Ben kendimi geleneğe son derece saygı duyan ve geleneğin olmasa olmaz olduğunu düşünen biri olarak görmekteyim. Ancak gelenek kendi kendisini her zaman günceller, şekillendirir ve biz şeriat parametreleri içinde nelerin değişebileceğini nelerin değişemeyeceğini görebiliriz. Bundan dolayı ben ılımlı reformun savunucusuyum. Bazıları bunu şeriatı reddetmek olarak algılıyorlar. Bilakis bu şeriatın yeniden uygulanması ve canlandırılmasıdır. Geleneğe her zaman saygı duyan ve ona bağlı olan biri olarak geleneğin kendi içinde bir moderniteye sahip olduğunu düşünüyorum.
Ben aynı zamanda liberalizmi de eleştiriyorum. Çünkü liberalizm her bireyin kendisi için doğru olanı belirlemesini ister. Liberalizm nefsi vurgular; İslam ise narsist bir din değildir.
Liberalizmin nefse olan vurgusuna değindiniz. Liberalizm ve laiklik bağlamında konuştuğumuzda, bir toplumu ya da bireyleri yönetmesi gereken Tanrı tarafından tanımlanmış bir yasanın gerekli olup olmadığını rasyonel olarak nasıl açıklayabiliriz? İslâm’ın özgürlükleri sınırlandırdığı sorusuna rasyonel olarak nasıl cevap verebiliriz?
İslâm’ın tanımını Allah’a teslimiyettir. İslâm ifadesi aslında Allah’ın bizim üzerimizde tam hakkı olduğuna ve yapacaklarımız hakkında O’nun karar vereceğine iman etmektir. Hz. İbrahim’in gördüğü rüyadan sonra Allah’ın emrine teslimiyeti gibi. Biz gerçek özgürlüğün Allah’a ibadet etmek olduğuna inanıyoruz. Çünkü bu hayattaki nihai amacımız Allah’ın rızasına muvafık olmak ve o manevî lezzete erişmektir.
Batılıların özgürlük tanımı, genel olarak ifade edecek olursak, kişinin iç benliğinin istediğini yapmasına izin verilmesidir. Bu ruhun yozlaşmasıdır, özgürlüğü değil.
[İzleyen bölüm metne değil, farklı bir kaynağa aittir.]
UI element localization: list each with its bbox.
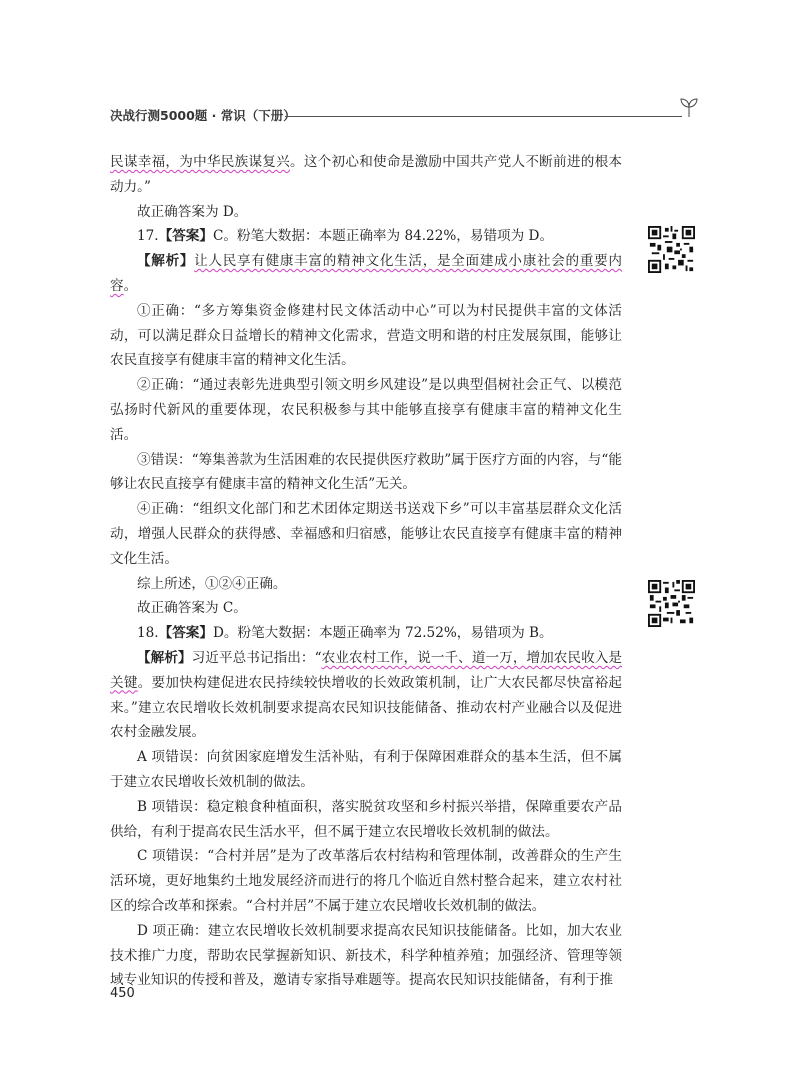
qr-code-icon[interactable] — [648, 580, 695, 627]
sprout-icon — [678, 96, 700, 118]
paragraph: D 项正确：建立农民增收长效机制要求提高农民知识技能储备。比如，加大农业技术推广力度，帮助农民掌握新知识、新技术，科学种植养殖；加强经济、管理等领域专业知识的传授和普及，邀请专家指导难题等。提高农民知识技能储备，有利于推 — [110, 922, 622, 989]
text-span: 。要加快构建促进农民持续较快增收的长效政策机制，让广大农民都尽快富裕起来。”建立农民增收长效机制要求提高农民知识技能储备、推动农村产业融合以及促进农村金融发展。 — [110, 674, 623, 741]
header-rule — [285, 116, 682, 117]
header-title: 决战行测5000题 · 常识（下册） — [110, 108, 296, 123]
paragraph: ③错误：“筹集善款为生活困难的农民提供医疗救助”属于医疗方面的内容，与“能够让农民直接享有健康丰富的精神文化生活”无关。 — [110, 451, 622, 493]
paragraph: ④正确：“组织文化部门和艺术团体定期送书送戏下乡”可以丰富基层群众文化活动，增强人民群众的获得感、幸福感和归宿感，能够让农民直接享有健康丰富的精神文化生活。 — [110, 501, 622, 567]
paragraph: C 项错误：“合村并居”是为了改革落后农村结构和管理体制，改善群众的生产生活环境，更好地集约土地发展经济而进行的将几个临近自然村整合起来，建立农村社区的综合改革和探索。“合村并居”不属于建立农民增收长效机制的做法。 — [110, 848, 622, 914]
analysis-label: 【解析】 — [137, 253, 195, 270]
answer-text: C。粉笔大数据：本题正确率为 84.22%，易错项为 D。 — [213, 228, 554, 245]
question-18-answer — [110, 621, 622, 646]
analysis-label: 【解析】 — [137, 649, 192, 666]
article-body — [110, 150, 622, 993]
question-17-answer — [110, 224, 622, 249]
paragraph: 综上所述，①②④正确。 — [137, 575, 287, 592]
paragraph: A 项错误：向贫困家庭增发生活补贴，有利于保障困难群众的基本生活，但不属于建立农民增收长效机制的做法。 — [110, 749, 622, 790]
paragraph: 故正确答案为 C。 — [137, 600, 247, 617]
answer-label: 【答案】 — [158, 228, 213, 245]
answer-text: D。粉笔大数据：本题正确率为 72.52%，易错项为 B。 — [213, 625, 553, 642]
paragraph: ①正确：“多方筹集资金修建村民文体活动中心”可以为村民提供丰富的文体活动，可以满足群众日益增长的精神文化需求，营造文明和谐的村庄发展氛围，能够让农民直接享有健康丰富的精神文化生活。 — [110, 302, 622, 369]
underlined-quote: 让人民享有健康丰富的精神文化生活，是全面建成小康社会的重要内容 — [110, 253, 622, 294]
paragraph: B 项错误：稳定粮食种植面积，落实脱贫攻坚和乡村振兴举措，保障重要农产品供给，有利于提高农民生活水平，但不属于建立农民增收长效机制的做法。 — [110, 798, 622, 840]
question-17-analysis — [110, 249, 622, 299]
paragraph: 故正确答案为 D。 — [137, 203, 248, 220]
answer-label: 【答案】 — [158, 625, 213, 642]
text-span: 。这个初心和使命是激励中国共产党人不断前进的根本动力。” — [110, 154, 623, 195]
paragraph: ②正确：“通过表彰先进典型引领文明乡风建设”是以典型倡树社会正气、以模范弘扬时代新风的重要体现，农民积极参与其中能够直接享有健康丰富的精神文化生活。 — [110, 377, 622, 443]
text-span: 习近平总书记指出：“ — [191, 649, 322, 666]
paragraph — [110, 150, 622, 200]
underlined-quote: 农业农村工作，说一千、道一万，增加农民收入是关键 — [110, 649, 623, 691]
page-number: 450 — [110, 986, 135, 1001]
qr-code-icon[interactable] — [648, 226, 695, 273]
running-header — [110, 104, 700, 128]
underlined-quote: 民谋幸福，为中华民族谋复兴 — [110, 154, 290, 170]
question-18-analysis — [110, 646, 622, 745]
text-span: 。 — [123, 277, 138, 294]
question-number: 18. — [137, 625, 159, 642]
question-number: 17. — [137, 228, 159, 245]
Hayvani eğilimlerin insanı ele geçirmesidir. Allah Kur’an-ı Kerim’de buyuruyor ki “Eğer hak onların arzularına göre olsaydı göklerde ve yerde bulunanların hepsi kaosa, fitneye ve fesada uğrardı.” Şu anda olanlara baktığımızda gördüğümüz şey tam olarak bu. Aile değeri yok edildi. Cinsiyetin ve ahlakın temel gerçekliği bile alt üst olmuş durumda. Bunlar birer domino etkisi olarak gerçekleşiyor. Bundan dolayı İslâm bizi kendi egomuzdan kurtarmak ve ulvi bir amacımız olduğunu anlamamızı sağlamak için geldi.